• 1 reply
  • Latest Post - ‏2012-10-26T16:47:58Z by esj
15 Posts

Pinned topic x3650M2 slows down frequently

‏2012-10-26T07:27:17Z |
Hi *,

we have 4 GPFS Servers accessing 8 Storageboxes (ds3400).
Since we upgraded from RHEL5.4 to RHEL6.2 we see the Servers
frequently freezing.
Then we get messages in the kernelringbuffer of that kind:

INFO: task sh:10559 blocked for more than 120 seconds.
"echo 0 > /proc/sys/kernel/hung_task_timeout_secs" disables this message.
sh D 0000000000000005 0 10559 10558 0x00000080
ffff88032593bd38 0000000000000086 0000000000000000 ffff88032ce5e780
ffff88032593bcc8 ffffffffa06f4ccc ffff88032593bcc8 ffffffff81193bfa
ffff880373ca6638 ffff88032593bfd8 000000000000fb88 ffff880373ca6638
Call Trace:
<ffffffffa06f4ccc> ? gpfs_i_permission_noacl+0x4c/0xe0 mmfslinux
<ffffffff81193bfa> ? dput+0x9a/0x150
<ffffffff814ff45e> __mutex_lock_slowpath+0x13e/0x180
<ffffffff811638b2> ? kmem_cache_alloc+0x182/0x190
<ffffffff814ff2fb> mutex_lock+0x2b/0x50
<ffffffff8118c06e> do_filp_open+0x2be/0xd60
<ffffffff8104457c> ? __do_page_fault+0x1ec/0x480
<ffffffff81500bf5> ? page_fault+0x25/0x30
<ffffffff811984f2> ? alloc_fd+0x92/0x160
<ffffffff811789a9> do_sys_open+0x69/0x140
<ffffffff81178ac0> sys_open+0x20/0x30
<ffffffff8100b0f2> system_call_fastpath+0x16/0x1b
The process which is hanging is at random.
But the first function in the stacktrace is always gpfs_i_permission_noacl.
Sometime the machines crash completly without any hint what has happened.

We are already on the latest patchlevel for the machine and the kernel/driver.

Has anyone got a clue?

Updated on 2012-10-26T16:47:58Z at 2012-10-26T16:47:58Z by esj
  • esj
    104 Posts

    Re: x3650M2 slows down frequently

    Here is what I was told by somebody who knows what he is talking about ....
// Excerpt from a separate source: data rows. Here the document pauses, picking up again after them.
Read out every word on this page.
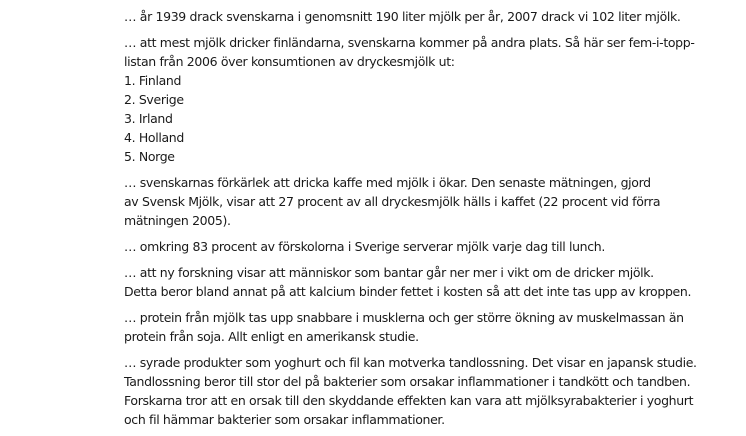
… år 1939 drack svenskarna i genomsnitt 190 liter mjölk per år, 2007 drack vi 102 liter mjölk.

… att mest mjölk dricker finländarna, svenskarna kommer på andra plats. Så här ser fem-i-topp-
listan från 2006 över konsumtionen av dryckesmjölk ut:

1. Finland
2. Sverige
3. Irland
4. Holland
5. Norge

… svenskarnas förkärlek att dricka kaffe med mjölk i ökar. Den senaste mätningen, gjord
av Svensk Mjölk, visar att 27 procent av all dryckesmjölk hälls i kaffet (22 procent vid förra
mätningen 2005).

… omkring 83 procent av förskolorna i Sverige serverar mjölk varje dag till lunch.

… att ny forskning visar att människor som bantar går ner mer i vikt om de dricker mjölk.
Detta beror bland annat på att kalcium binder fettet i kosten så att det inte tas upp av kroppen.

… protein från mjölk tas upp snabbare i musklerna och ger större ökning av muskelmassan än
protein från soja. Allt enligt en amerikansk studie.

… syrade produkter som yoghurt och fil kan motverka tandlossning. Det visar en japansk studie.
Tandlossning beror till stor del på bakterier som orsakar inflammationer i tandkött och tandben.
Forskarna tror att en orsak till den skyddande effekten kan vara att mjölksyrabakterier i yoghurt
och fil hämmar bakterier som orsakar inflammationer.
    This is an OS call into the GPFS permission op which actually does very little before turning around
    and calling "generic_permission" back in Linux. The traceback is strange in that dput does not make
    such a call. If the offset is the same (sounds like this happens frequently), then maybe an objdump
    of that mmfslinux module would help to locate the instruction that we're hung on. We may also need
    the entire Linux log file along with dump of kthreads to look for a deadlock.

    This cannot be handled in this forum. You are better off opening a PMR.